The Osmo UV oil will break down fairly rapidly on the horizontal surfaces, particularly the top edge.


----------



## ED65 (22 Dec 2017)

porker":1f5aekup said:


> Have I made a mistake using a straight bit to route the letters as the outline of the letters is quite sharp?


I believe they'll age less well than if carved out using a V-shaped cutter yes. 

Any exterior-rated paint can be used on wooden signs although obviously there'll be some variation in maintenance schedule. The fans of real oil paint (one should be along shortly) will swear you'll get the best durability, and the best weathering characteristics, if you use that but I remain to be convinced that it's the only paint worth considering.
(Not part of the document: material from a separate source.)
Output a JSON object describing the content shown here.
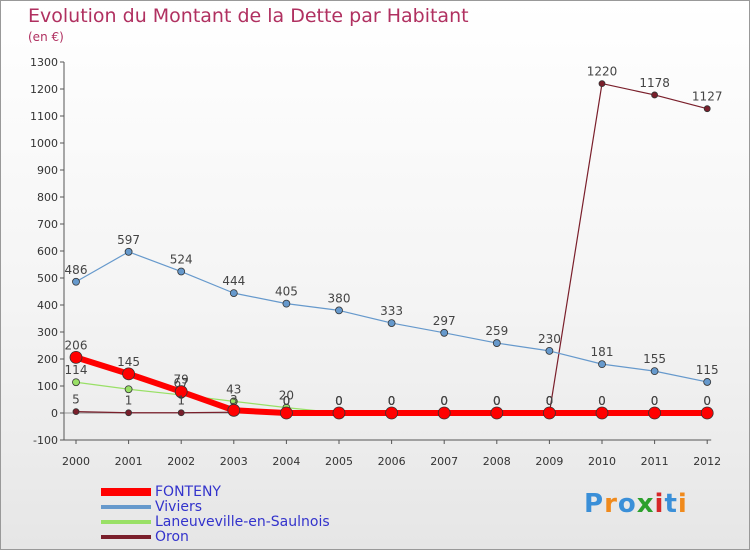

I think casein would actually provide the maximum lifespan assuming you can get it of course. 

In terms of standard off-the-shelf options that don't cost an arm and a leg, I've seen very good results achieved using oil-based enamel paints. The 'secret' is to paint the first coat on well thinned so it soaks into the wood, the following coats thinned not as much to a sort of creamy consistency and no thicker.


----------



## AndyT (22 Dec 2017)

I don't think I have any pictures of it, but I made a sign for a friend a few years ago. Like yours, it was oak, with the letters carved into the surface.
I wanted to colour in the lettering to make it more visible. I happened to have a little tin of cellulose matt black paint which I had bought way back from a car parts shop, to touch up the rust spots on my car's bumpers. Using a thin artist's brush, it was easy to apply and it didn't bleed into the surrounding wood. It dried very quickly.

Several years on and the untreated sign has weathered to a nice grey but the black is still clear.


----------



## custard (22 Dec 2017)

ED65":1dtyt7dz said:


> The 'secret' is to paint the first coat on well thinned so it soaks into the wood



Absolutely not. If it's thin enough to soak into the wood then it will bleed into the background, beyond the carved lettering, and ruin the job. Bleed is the mortal enemy in sign work; you can always scrape, sand or plane to remove paint that's gone over the edge, but once it's soaked into the fibres then you're stuffed.


----------



## custard (22 Dec 2017)

Here's a photo that illustrates the risk of bleeding, 







this was a fade test using dyes. The dividing lines were marked out with good quality masking tape, but that didn't stop the dye migrating. Contrast that with masking off the outer sections for a coat of Osmo, where there's no bleed at all. 

In this context it doesn't matter in the slightest, but with your sign it would be ruinous. The last thing you want is paint thinned down so it'll soak into the wood.


----------



## Droogs (23 Dec 2017)

Rather than paint, have you thought of gilding with gold leaf. It is really easy to do and once rubbed up will last far longer than paint


----------



## porker (23 Dec 2017)

Thanks all for the suggestions. Very helpful. I now have a small pot of black enamel so I'll give that a go. I may also try to take the sharpness out of the letter edges which I think I will have to do by hand. 

I like the gold leaf idea and would love to give that a go on a future sign. The oak I have though is quite pale and I'm not sure whether I would get the contract I am after. I do though have some bits of old lab bench top which is some sort of oily iroko type hardwood. I think gold leaf would look great with that.


----------